Materials: ink, paper
Collection: Collection M HKA, Antwerp (Inv. no. B 2030/311).
Literary synopsis
Txomin Badiola is not Igan O. Nor is he that unidentified narrator with his own ideas that drives and limits this story about an artist who, in profile, might look like him, if only because they share a particular interest in forms. The fact is that the sculptor Igan O. has been invited to participate in a debate about formalism in a main museum, a stripping before an audience that follows and does not follow it, before colleagues who share and do not share, before critics that criticize and do not criticize, an appointment that confronts him with his own creation, his practice and his history – the small but fundamental history of each one – from the preartistic experiences of childhood and adolescence when the incipient forms arise in intimacy with family, memory, identity and death.
A text with a protagonist and a narrator is usually a novel, however what the publisher asked Txomin Badiola was an essay on the notion of bad form. Could it be said, then, that the result is an essay fiction that chronicles the mental, vital and affective experience of a malformalist sculptor? “I realized immediately that I was not in a position to lie in the form of truth, that is, covering up what I really want in the form of a consensus (regarding a position of the subject, of notions with sufficient intellectual prestige ... ) I thought that for me, and maybe for everyone, it would be of more interest to hysterize myself, trying to tell the truth in the form of a lie.” Igan O. is not Txomin Badiola. Or is he?
Relation of the novel to the artist’s practice
This novel came out from the invitation of the publisher to write an essay on the notion of bad form after attending a panel discussion organized by the Reina Sofia Museum in Madrid following Txomin Badiola's retrospective exhibition Other Family Plot.

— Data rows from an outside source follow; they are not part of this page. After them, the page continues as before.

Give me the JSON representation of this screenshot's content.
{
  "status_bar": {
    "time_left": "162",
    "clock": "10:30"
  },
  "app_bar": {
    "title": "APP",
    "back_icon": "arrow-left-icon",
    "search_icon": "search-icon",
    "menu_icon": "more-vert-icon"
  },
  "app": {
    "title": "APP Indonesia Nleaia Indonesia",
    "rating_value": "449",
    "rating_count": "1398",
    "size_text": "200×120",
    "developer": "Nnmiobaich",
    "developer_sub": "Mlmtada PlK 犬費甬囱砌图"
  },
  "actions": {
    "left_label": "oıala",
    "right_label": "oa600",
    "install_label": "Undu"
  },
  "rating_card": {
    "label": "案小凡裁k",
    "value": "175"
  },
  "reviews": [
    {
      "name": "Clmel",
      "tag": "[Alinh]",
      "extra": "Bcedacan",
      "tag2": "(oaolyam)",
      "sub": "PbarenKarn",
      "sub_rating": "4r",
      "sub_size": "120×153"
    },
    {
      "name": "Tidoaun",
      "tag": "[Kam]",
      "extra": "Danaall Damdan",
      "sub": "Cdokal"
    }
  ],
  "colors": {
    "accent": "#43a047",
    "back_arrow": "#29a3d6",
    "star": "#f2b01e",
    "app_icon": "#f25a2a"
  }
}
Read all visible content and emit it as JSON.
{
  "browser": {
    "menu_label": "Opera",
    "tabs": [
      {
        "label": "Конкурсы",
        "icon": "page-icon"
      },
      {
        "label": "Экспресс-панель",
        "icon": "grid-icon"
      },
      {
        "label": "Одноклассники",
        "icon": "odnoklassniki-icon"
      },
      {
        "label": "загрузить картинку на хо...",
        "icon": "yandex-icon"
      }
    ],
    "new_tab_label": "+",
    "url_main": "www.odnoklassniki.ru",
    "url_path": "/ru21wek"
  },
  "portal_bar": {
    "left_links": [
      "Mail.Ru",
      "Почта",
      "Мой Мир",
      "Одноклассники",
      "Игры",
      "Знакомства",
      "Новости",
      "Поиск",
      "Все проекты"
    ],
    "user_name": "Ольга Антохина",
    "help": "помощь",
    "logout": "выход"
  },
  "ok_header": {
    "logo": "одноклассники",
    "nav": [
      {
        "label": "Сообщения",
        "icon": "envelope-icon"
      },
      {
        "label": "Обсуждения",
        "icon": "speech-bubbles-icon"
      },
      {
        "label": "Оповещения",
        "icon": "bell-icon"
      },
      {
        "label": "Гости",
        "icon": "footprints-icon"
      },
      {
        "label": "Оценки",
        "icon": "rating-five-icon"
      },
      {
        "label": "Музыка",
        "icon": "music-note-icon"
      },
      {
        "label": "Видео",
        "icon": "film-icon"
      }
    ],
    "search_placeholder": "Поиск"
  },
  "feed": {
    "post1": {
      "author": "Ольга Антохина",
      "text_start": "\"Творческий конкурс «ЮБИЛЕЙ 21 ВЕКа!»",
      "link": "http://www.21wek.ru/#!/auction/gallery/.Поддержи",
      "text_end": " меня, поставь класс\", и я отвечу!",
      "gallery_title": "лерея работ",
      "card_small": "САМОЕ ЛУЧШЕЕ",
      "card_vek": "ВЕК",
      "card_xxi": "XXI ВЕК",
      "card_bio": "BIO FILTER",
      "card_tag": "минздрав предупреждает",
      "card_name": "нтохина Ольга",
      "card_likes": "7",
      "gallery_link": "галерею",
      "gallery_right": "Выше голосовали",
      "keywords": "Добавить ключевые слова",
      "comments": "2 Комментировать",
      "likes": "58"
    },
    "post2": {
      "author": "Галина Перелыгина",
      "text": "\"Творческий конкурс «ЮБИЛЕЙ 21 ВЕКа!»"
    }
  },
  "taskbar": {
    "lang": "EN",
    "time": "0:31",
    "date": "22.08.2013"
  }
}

The artist immediately rejected the idea of a theoretical discourse on such an abstract idea and decided that he would put into operation a bad form equivalent to the ones that constitute his work, but in this case he would do it using textual materials. It would be a bad form reflecting on itself. Taking as a starting point the debate organized by the museum — regarded from a very fragmented subjective perspective — heterogeneous textual materials connected to the multiplicity of aspects involved in the artistic practise adhere to this main plot line in a pursuit that for Badiola always has to do with the attainment of a form — of a certain type of form — being itself a transgression of form.
Authorship: Artist Author.
Creative Strategy: Artwork-Novel Parallel Lives, Novel Cites Artworks.
Genre: Essayist Biographical Fiction, Memoir.
Publishing: Art Books Publishing House.
Theme: Bad Form, Familiy Secrets, Formalism, Memory.